Son muchas las maneras en que puede morir un gato doméstico fuera de su casa, entre ellas el desmembramiento a garras de los coyotes o el aplastamiento bajo las ruedas de un coche, pero cuando Bobby, la querida mascota de la familia Hoffbauer, no volvió a casa un día de primeros de junio y, por más que lo llamaron y buscaron dentro de los límites de Canterbridge Estates y recorrieron arriba y abajo la carretera comarcal y graparon la fotocopia con su imagen en los árboles de la zona, no apareció el menor rastro de él, casi todos en Canterbridge Court dieron por supuesto que Bobby había muerto a manos de Walter Berglund.

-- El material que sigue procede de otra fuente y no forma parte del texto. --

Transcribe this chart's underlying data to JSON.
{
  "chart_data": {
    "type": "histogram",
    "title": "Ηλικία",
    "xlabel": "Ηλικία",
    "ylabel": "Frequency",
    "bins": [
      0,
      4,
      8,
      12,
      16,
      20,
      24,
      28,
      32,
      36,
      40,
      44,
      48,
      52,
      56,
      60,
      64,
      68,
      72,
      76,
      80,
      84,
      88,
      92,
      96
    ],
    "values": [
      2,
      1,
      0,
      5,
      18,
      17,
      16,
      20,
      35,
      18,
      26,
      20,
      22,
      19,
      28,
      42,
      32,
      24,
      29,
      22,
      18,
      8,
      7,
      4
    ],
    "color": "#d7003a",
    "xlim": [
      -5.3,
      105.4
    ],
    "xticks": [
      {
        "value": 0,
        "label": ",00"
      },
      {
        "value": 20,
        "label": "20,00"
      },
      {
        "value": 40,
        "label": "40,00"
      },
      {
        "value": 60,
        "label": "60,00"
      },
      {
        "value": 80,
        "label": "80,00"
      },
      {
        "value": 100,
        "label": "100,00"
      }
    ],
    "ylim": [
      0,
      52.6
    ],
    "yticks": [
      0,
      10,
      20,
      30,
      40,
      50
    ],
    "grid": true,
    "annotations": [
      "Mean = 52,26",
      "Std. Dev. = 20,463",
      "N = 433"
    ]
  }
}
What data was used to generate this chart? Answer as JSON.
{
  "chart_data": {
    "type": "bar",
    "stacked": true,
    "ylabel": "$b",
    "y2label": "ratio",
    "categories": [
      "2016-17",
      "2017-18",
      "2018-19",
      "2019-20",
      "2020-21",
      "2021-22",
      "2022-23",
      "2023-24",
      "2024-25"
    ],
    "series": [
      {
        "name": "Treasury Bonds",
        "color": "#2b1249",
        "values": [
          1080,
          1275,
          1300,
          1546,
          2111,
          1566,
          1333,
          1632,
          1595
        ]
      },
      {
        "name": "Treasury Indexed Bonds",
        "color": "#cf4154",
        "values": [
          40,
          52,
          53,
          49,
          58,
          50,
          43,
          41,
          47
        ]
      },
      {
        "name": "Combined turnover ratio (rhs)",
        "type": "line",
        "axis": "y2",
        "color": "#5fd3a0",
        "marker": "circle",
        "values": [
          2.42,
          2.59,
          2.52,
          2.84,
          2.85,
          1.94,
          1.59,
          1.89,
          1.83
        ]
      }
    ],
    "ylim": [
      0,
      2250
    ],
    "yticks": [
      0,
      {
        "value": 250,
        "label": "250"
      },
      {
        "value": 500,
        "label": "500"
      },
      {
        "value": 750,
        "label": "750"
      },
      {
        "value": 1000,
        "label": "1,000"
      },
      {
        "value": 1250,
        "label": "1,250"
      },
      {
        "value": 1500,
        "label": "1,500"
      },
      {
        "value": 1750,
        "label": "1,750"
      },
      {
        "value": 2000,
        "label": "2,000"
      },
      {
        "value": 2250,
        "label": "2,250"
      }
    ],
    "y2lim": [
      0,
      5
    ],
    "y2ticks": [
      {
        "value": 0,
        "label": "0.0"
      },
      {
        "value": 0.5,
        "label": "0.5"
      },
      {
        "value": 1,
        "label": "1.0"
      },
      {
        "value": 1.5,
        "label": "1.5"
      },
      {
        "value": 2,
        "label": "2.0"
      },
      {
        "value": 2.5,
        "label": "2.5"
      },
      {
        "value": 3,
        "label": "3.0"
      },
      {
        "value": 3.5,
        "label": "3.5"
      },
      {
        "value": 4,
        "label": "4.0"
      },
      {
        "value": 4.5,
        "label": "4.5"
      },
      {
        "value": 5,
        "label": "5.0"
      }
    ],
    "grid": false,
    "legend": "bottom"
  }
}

Canterbridge Estates era una urbanización nueva, compuesta por doce amplias viviendas con muchos cuartos de baño al estilo de ciertas casas modernas, al sudoeste de una masa de agua menor llamada ahora oficialmente lago de Canterbridge Estates. Si bien en realidad el lago estaba en un rincón perdido, últimamente el sistema financiero del país prestaba dinero casi sin coste, y la construcción de la urbanización, así como el ensanchamiento y pavimentado de la carretera que conducía a ella, había dado vida momentánea a la estancada economía del condado de Itasca. Los bajos tipos de interés habían permitido asimismo a varios jubilados de las Ciudades Gemelas y jóvenes familias locales, incluidos los Hoffbauer, comprarse una casa de ensueño. Cuando empezaron a ocupar sus viviendas, en el otoño de 2007, la calle aún se veía bastante desangelada. Los jardines delanteros y traseros eran terrenos desiguales cubiertos de hierba débil, salpicados de intratables peñascos glaciares y unos cuantos abedules, los pocos que se habían librado de la tala, y en conjunto semejaban un proyecto escolar de terrario terminado precipitadamente. Como era lógico, los gatos del nuevo vecindario preferían acechar en el bosque y entre las matas de la finca contigua, propiedad de Berglund, donde estaban las aves. Walter, incluso antes de que se ocupara la última casa de Canterbridge, había pasado ya puerta por puerta para presentarse y pedir a sus nuevos vecinos que, por favor, no dejaran salir a sus gatos.